Infant mortality rate has decreased in Lithuania by almost three times over the past 15 years and in 2012 year is 3,87/1000 live births. 95 % of healthcare institutions report that waiting times for CT scan are no longer than 10 days. But we still have much to improve and much to be done not only in Lithuania.

Let me say also few words about our EU Presidency priorities and state of play.

The draft of Council conclusions is currently finalized in the Council Working Party on Public Health and expected to be adopted by Health Ministers in December, 2013 on these main points of reflection process:

  • health in the context of the Europe 2020 strategy and the European Semester;
  • success factors for the effective use of Structural Funds for investments in health;
  • efficient use of medicinal products;
  • models of integrated care and better hospital management;
  • measuring and monitoring the effectiveness of investments in health.

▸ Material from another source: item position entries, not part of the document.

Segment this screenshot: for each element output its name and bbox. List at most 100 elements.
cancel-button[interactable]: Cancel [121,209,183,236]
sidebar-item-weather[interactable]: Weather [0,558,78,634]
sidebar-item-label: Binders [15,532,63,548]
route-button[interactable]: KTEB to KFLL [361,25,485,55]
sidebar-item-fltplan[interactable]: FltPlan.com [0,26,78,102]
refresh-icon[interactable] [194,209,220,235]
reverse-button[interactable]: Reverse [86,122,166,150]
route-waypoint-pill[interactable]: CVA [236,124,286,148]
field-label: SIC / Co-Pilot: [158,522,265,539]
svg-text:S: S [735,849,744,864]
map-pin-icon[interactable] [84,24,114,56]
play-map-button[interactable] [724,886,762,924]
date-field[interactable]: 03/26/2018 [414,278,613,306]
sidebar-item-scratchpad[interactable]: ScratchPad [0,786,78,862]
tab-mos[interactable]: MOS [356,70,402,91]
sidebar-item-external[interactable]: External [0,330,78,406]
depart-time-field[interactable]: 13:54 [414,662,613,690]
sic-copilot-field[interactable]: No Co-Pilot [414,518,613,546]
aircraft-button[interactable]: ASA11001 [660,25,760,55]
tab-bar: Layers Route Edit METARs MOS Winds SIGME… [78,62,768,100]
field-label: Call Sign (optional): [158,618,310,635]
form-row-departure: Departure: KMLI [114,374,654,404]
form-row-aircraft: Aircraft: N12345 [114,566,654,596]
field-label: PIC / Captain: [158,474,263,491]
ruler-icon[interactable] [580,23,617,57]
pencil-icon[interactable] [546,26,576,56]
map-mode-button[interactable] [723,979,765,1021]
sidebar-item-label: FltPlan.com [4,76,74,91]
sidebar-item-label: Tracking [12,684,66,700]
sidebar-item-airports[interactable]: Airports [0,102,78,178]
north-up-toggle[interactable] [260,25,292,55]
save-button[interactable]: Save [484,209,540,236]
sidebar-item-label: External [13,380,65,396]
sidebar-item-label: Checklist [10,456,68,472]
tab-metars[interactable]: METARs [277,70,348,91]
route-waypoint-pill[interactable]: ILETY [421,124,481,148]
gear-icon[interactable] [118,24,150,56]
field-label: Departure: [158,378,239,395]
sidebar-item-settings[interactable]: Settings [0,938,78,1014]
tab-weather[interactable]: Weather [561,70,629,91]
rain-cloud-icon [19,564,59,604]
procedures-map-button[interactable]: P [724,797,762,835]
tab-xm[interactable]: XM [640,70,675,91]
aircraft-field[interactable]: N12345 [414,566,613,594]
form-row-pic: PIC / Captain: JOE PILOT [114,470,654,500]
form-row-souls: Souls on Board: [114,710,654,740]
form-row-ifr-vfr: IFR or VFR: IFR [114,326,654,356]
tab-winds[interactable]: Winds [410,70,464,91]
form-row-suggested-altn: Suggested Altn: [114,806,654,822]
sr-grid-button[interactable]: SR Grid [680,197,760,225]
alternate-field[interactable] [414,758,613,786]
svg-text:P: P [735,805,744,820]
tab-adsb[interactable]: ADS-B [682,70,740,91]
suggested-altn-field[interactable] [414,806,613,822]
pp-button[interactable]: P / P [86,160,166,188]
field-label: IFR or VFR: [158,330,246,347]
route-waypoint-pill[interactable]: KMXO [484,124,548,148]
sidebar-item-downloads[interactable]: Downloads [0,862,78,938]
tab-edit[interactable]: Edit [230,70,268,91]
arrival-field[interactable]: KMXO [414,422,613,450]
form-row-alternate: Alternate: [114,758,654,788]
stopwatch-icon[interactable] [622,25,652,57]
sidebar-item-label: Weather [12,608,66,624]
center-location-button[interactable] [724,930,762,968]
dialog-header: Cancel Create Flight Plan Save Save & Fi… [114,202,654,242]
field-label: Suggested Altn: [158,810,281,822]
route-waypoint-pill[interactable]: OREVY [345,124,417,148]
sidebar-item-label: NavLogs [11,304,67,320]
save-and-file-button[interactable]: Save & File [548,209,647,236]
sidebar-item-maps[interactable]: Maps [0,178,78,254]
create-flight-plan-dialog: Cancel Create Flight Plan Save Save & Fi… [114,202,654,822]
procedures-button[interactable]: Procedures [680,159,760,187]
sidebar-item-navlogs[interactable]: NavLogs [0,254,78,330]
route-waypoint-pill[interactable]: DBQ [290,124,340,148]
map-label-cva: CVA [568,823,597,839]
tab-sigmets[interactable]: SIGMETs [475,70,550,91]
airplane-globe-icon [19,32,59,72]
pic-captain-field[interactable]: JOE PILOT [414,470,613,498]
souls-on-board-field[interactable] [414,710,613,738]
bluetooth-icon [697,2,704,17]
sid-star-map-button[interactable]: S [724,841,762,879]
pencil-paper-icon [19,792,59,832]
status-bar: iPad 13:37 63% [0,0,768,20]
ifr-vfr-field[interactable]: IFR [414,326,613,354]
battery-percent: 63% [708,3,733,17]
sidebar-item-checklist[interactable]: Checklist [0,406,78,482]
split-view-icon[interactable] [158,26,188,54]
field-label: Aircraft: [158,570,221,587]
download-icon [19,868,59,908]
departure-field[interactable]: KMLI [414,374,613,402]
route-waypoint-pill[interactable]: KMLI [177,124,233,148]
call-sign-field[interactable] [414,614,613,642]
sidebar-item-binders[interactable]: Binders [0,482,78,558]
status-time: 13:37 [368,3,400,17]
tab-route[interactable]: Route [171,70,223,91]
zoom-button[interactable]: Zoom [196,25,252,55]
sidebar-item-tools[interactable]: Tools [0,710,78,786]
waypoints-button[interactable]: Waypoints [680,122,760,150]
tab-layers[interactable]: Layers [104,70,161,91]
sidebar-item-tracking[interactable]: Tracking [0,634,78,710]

In principle we usually all agree during different health forums that health systems should be understood much wider than only health care systems including political, social, economic and other aspects and from this point of view the expanded health monitoring becomes even more important. Health monitoring and agreed set of health indicators becomes more important also in the context of health systems performance assessment as this is already done by finance ministers during European semester and should be agreed also between health ministers as a basis and instrument of modern health systems policy.

Seeking better prevention of chronic diseases the Lithuanian Presidency goal is to conclude the first reading negotiations with the European Parliament before the end of 2013 which would allow the revised Tobacco Products Directive to be officially adopted before the European Parliament’s elections. The main objective is to ensure that young people would not start to smoke and others quit or reduce smoking. Lithuania is doing much in this area including prohibition of smoking in public places, prohibition of advertising and we all need to do more in Europe to limit this dangerous risk factor and here monitoring of negative effects on health and evidence based policy should play the major role.

Seeking to regain more innovations and more health research in Europe in order to develop new medicinal products and better use of existing medicinal products for the benefit of European patients and to strengthen the competitiveness of the EU, Lithuania aims also to adopt the Regulation on Clinical Trials of medicinal products for human use. This Regulation corresponds to the aim mentioned as foresees reducing the administrative burden while maintaining the highest possible subject protection. The Presidency has received a mandate from Coreper and negotiations with the European Parliament already have started. The aim is to conclude negotiations before the end 2013 in order to have this legal act adopted in first reading before the European Parliament elections.

The Presidency is also committed to making maximum progress on two proposals for regulations on Medical Devices and In-Vitro Diagnostic Medical Devices. As you know the proposals introduce important changes in the current regime for authorisations of medical devices. It means that a lot of technical issues that have been regulated at the national level within the framework of two Directives will have to be agreed at the EU level. The objective of the Lithuanian Presidency is to conclude the first detailed read-through the text of two proposals.

In both areas mentioned monitoring of efficiency of health and related investments is particularly important aspect in order to have streamlined planning and policy making.

As you could see in every field the proper selection and agreement of health monitoring methods, procedures and indicators seems to be very important aspect for health policy making especially at European level. As you could see that since 2005 almost all countries show improving scores and healthcare keeps doing better for Europeans and we need find the optimal ways to keep up the progress. I wish you fruitful discussions and further work for the sake of better measurement of health seeking to improve health of all Europeans.